Literally the water from canned (or boiled) chickpeas, this stuff is indispensable in vegan cooking and baking as an egg white replacer and can be used to make mousses, meringues and macaroons. Aqua faba has a thick, viscous texture that takes on a consistency and texture similar to egg whites when whipped. Add it to buttercream and you get a light frosting. Add it to a cocktail for a pisco or whisky sour.

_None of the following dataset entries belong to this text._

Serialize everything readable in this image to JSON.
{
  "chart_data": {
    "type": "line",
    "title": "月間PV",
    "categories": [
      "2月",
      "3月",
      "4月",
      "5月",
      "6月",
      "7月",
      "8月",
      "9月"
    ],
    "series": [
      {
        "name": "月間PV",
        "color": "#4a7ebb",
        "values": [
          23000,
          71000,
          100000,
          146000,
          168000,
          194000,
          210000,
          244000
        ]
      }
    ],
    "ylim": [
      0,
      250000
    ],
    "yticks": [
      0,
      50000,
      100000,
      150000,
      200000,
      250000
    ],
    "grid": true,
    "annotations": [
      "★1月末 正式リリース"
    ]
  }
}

There is cashew milk, almond, oat, soy, hazelnut, pea, hemp, coconut, rice and flax milks. In fact, there is a huge variety of plant-based milk (mylk? whatever you want to call it) on the market with more surfacing every year, with many fortified with Calcium and Vitamin D. Experiment with the different consistencies and flavours to discover what is suitable for the recipe at hand. Certain recipes call for certain milks. Add apple cider vinegar to soy milk and you have buttermilk. And if you want a frothy café latte, oat and almond seem to work best. It’s also easy to make your own non dairy milk at home. Check out this simple almond milk recipe.
Textured Vegetable Protein/Soy Protein
You don't have to fork out for fancy meat alternatives. Try textured vegetable protein (TVP) instead. TVP is a high-fiber, high-protein meat substitute made from soy flour. It has the texture of minced meat or pork and has almost no flavor, but easily absorbs the flavour of whatever you cook it in. It's often used as mock meat and can also be purchased already seasoned to resemble the flavour of beef, bacon, ham, chicken, and sausage. Because it's dehydrated it has a long shelf life and stores well in your pantry.
You can turn nuts into cheese (ever tried a cashew cheese?), milks, flour and even butters. You’ll be reaching for nuts in a lot of vegan cooking. Almond meal makes a great flour base for moist cakes, cashews can be used to make creams and cheese, coconut can be used in everything from curries to ice cream, and nut butters are great in smoothies, on muesli, cakes and as a spread on toast.
All hail! Seitan, often called vital wheat gluten, is made from wheat protein. It has dozens of uses—you can fry it with a batter as a chicken substitute, roast it, grill it, cook it. Just add the right seasoning. Originating in China as a source of protein for centuries, seitan is the OG of faux meat and is often found in Chinese food as a mock meat.
Coconut is another versatile ingredient that can transform a recipe. As a milk or cream coconut can be used in curries, soups, smoothies and desserts, or turned into a yoghurt. Because of coconut milk's creaminess it's perfect in vegan ice-cream and dairy-free creamer recipes. Its oil has a high burning point and is good for frying, and when it’s solid it makes a good butter substitute. Don’t like the taste? That’s okay, just choose refined coconut oil which removes the taste and odour.
Nutritional yeast, which comes in flakes, has a nutty cheesy flavour, and is a complete protein, meaning it provides all nine of the essential amino acids that your body can't make on its own. Some manufacturers fortify nutritional yeast with vitamin B-12, so check labels. Nutritional yeast can be used as a condiment, such as in topping popcorn or pasta, or as a base for cheesy sauces and dips.
This large tropical fruit native to India and Southeast Asia is often used as a meat substitute. The pieces of fruit are stringy on the inside, and when cooked, their flavour becomes neutral. Just throw on some barbecue sauce, and you've got a recipe for vegan pulled-pork, or add spices and chickpea flour to make meatballs.